We apply Reinforcement Learning (RL) to further refine embodied reasoning and enhance the coordination between high-level reasoning and low-level motor actions. The optimization is guided by multiple reward signals, including visual reward, reasoning–action consistency reward, action execution reward, and reasoning format reward, collectively encouraging coherent and physically grounded decision-making.
We evaluate Lumo-1 on the generalizable pick-and-place task under four settings consistent with GR3: (1) Basic, (2) Unseen Environments, (3) Unseen Instructions, and (4) Unseen Objects. Across all settings, Lumo-1 consistently outperforms baseline models, with particularly strong gains on challenging cases involving novel instructions and previously unseen objects.

Lumo-1 outperforms its backbone model (Qwen2.5-VL-7B-Instruct) on 6 out of 7 benchmarks and surpasses specialized embodied models RoboBrain-7B-2.0 and Robix-7B on most tasks following Stage1 pre-training. These results highlight Lumo-1's strong capabilities in object localization, spatial reasoning, and fine-grained visual understanding. Moreover, these competencies remain largely intact after Stage2 co-training on diverse robot trajectories, demonstrating that incorporating action learning does not compromise the model's core multimodal perception and reasoning abilities.

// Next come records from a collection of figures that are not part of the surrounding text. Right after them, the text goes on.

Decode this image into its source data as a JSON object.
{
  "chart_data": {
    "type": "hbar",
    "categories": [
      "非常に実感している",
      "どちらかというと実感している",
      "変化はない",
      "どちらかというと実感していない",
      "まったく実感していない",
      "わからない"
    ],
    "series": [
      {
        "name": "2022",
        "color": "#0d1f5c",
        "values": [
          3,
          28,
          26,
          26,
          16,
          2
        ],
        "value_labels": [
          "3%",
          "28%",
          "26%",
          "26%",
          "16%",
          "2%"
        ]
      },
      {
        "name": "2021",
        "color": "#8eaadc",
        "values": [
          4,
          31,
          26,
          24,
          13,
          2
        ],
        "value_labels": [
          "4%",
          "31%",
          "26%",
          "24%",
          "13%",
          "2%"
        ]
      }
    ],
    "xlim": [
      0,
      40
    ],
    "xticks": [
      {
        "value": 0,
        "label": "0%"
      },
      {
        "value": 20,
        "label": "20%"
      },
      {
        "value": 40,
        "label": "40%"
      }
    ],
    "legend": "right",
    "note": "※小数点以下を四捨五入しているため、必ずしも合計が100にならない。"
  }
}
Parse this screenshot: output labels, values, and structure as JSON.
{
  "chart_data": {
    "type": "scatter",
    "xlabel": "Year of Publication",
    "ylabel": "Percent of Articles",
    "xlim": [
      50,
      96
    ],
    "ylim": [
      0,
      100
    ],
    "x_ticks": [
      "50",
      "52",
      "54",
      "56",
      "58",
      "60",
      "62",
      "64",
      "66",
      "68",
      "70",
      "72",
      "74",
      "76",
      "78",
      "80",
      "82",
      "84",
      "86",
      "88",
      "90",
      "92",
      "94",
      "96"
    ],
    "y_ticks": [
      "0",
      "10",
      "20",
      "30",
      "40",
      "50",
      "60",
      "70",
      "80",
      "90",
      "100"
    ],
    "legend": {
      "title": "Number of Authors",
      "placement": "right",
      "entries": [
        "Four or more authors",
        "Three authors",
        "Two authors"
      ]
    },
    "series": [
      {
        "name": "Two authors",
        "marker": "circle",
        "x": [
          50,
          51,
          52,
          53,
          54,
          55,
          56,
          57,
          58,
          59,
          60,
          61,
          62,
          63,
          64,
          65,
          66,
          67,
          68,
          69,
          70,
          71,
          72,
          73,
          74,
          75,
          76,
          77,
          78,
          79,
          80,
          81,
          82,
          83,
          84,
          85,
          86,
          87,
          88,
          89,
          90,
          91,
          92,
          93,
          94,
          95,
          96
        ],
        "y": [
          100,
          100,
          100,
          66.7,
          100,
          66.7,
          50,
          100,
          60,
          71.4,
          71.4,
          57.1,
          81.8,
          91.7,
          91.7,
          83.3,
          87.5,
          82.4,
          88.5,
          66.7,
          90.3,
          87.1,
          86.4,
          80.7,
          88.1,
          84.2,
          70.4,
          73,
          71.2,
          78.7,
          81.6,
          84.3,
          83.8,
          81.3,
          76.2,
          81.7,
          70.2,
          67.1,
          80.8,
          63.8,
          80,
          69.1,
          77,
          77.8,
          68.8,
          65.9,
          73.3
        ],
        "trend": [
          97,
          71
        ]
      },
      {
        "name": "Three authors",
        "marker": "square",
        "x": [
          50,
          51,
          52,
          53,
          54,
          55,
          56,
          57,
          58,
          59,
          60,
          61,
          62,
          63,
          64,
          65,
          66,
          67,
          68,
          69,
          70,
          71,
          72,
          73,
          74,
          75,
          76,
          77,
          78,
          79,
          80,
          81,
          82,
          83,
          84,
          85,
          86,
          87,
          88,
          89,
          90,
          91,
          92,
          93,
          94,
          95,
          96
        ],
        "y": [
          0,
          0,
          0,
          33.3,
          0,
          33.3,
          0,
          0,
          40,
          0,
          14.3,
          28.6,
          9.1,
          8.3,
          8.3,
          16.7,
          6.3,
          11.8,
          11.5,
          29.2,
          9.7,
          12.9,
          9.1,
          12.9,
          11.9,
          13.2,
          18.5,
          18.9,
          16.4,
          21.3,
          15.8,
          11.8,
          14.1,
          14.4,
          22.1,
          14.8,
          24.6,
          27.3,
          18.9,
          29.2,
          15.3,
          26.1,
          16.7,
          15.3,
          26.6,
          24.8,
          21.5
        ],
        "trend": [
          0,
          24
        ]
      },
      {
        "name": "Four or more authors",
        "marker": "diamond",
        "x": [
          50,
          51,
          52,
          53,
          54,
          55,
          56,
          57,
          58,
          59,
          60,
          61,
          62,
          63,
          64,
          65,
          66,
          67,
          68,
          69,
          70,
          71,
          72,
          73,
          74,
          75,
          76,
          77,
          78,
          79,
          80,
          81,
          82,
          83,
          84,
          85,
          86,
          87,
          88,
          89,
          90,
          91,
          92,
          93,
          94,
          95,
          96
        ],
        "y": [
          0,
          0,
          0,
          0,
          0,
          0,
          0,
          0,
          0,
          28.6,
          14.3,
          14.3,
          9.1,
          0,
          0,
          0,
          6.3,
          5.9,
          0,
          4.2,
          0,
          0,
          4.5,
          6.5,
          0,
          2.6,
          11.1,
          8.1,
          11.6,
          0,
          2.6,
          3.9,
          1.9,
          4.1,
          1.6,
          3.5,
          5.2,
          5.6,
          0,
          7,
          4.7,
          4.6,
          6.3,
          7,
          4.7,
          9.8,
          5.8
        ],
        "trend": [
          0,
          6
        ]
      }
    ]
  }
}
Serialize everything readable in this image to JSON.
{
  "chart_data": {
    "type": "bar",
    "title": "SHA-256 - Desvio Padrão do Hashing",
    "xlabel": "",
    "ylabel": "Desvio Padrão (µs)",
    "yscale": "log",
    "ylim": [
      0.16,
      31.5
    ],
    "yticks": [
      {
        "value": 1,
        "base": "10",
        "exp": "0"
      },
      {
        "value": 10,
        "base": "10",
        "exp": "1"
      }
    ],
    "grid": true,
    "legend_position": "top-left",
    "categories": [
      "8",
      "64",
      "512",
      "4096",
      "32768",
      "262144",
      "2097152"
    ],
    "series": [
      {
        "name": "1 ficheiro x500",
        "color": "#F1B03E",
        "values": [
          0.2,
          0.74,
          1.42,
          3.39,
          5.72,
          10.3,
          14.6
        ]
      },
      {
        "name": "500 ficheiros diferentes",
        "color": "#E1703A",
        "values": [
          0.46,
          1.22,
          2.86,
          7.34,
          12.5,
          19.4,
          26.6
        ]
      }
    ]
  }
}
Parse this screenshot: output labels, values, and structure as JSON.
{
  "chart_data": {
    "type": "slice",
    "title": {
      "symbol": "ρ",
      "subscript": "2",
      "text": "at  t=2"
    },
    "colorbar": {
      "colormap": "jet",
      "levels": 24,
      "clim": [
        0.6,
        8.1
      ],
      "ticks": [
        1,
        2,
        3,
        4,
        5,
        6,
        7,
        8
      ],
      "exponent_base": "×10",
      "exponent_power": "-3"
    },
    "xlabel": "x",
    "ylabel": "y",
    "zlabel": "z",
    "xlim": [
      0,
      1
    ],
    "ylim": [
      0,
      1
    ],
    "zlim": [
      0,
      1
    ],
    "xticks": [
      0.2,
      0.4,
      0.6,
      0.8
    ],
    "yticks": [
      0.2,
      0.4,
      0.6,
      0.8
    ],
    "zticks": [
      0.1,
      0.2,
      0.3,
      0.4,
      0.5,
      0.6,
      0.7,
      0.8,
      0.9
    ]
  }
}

As shown in the table below, the RL-trained model consistently achieves higher reward values compared to the Stage3 model across nearly all evaluation metrics and reasoning modes. In particular, under the full reasoning mode, the RL model shows notable improvements in locating key areas such as bounding box, waypoint, and action rewards.

We also introduce the Net Superiority Rate (NSR) metric, defined as the difference between the number of instances where the RL-trained model outperforms the Stage3 model and the number of instances where the Stage3 model outperforms the RL-trained model, normalized by the total number of comparable instances. The table below shows that NSR values are consistently positive, indicating overall superiority of the RL-trained model, with the largest gains observed in waypoint and action rewards. These results demonstrate that the RL training phase effectively enhances model performance, particularly in trajectory planning and action execution.

We adopt the Data-Constrained Scaling Law (Muennighoff et al., 2023), which models the effective contributions of data and parameters using an exponential decay formulation, where the value of a data token diminishes by roughly \(\left( 1 - e^{-R_D / R_D^*} \right)\) per repetition. Under the assumption of a fixed model size, the scaling law can be further simplified as:
$$L(D) = \frac{B}{D'^\beta} + E;$$
$$D' = U_D + U_D R_D^* \left(1 - e^{-R_D / R_D^*}\right)$$
where E is the asymptotic lower bound of the loss, B controls the initial loss magnitude, and β is the exponent. \(U_D\) denotes the amount of unique data, \(R_D\) is the number of data repetitions, and \(R_D^*\) is a learned decay constant that the diminishing marginal utility of repeated data.
Our key observations include: (1) Scaling Law Validity: loss predictions from the Data-Constrained Scaling Law closely match observed values, confirming its applicability in data-constrained robotic learning. (2) Data Diversity Necessity: policies trained without augmentations perform poorly under real-world variations, highlighting the importance of diverse training data. Training with broad diversity, including prompt and image augmentations, improves resilience to validation perturbations and reduces loss on fully out-of-domain data (e.g., involving backgrounds, scenes, objects).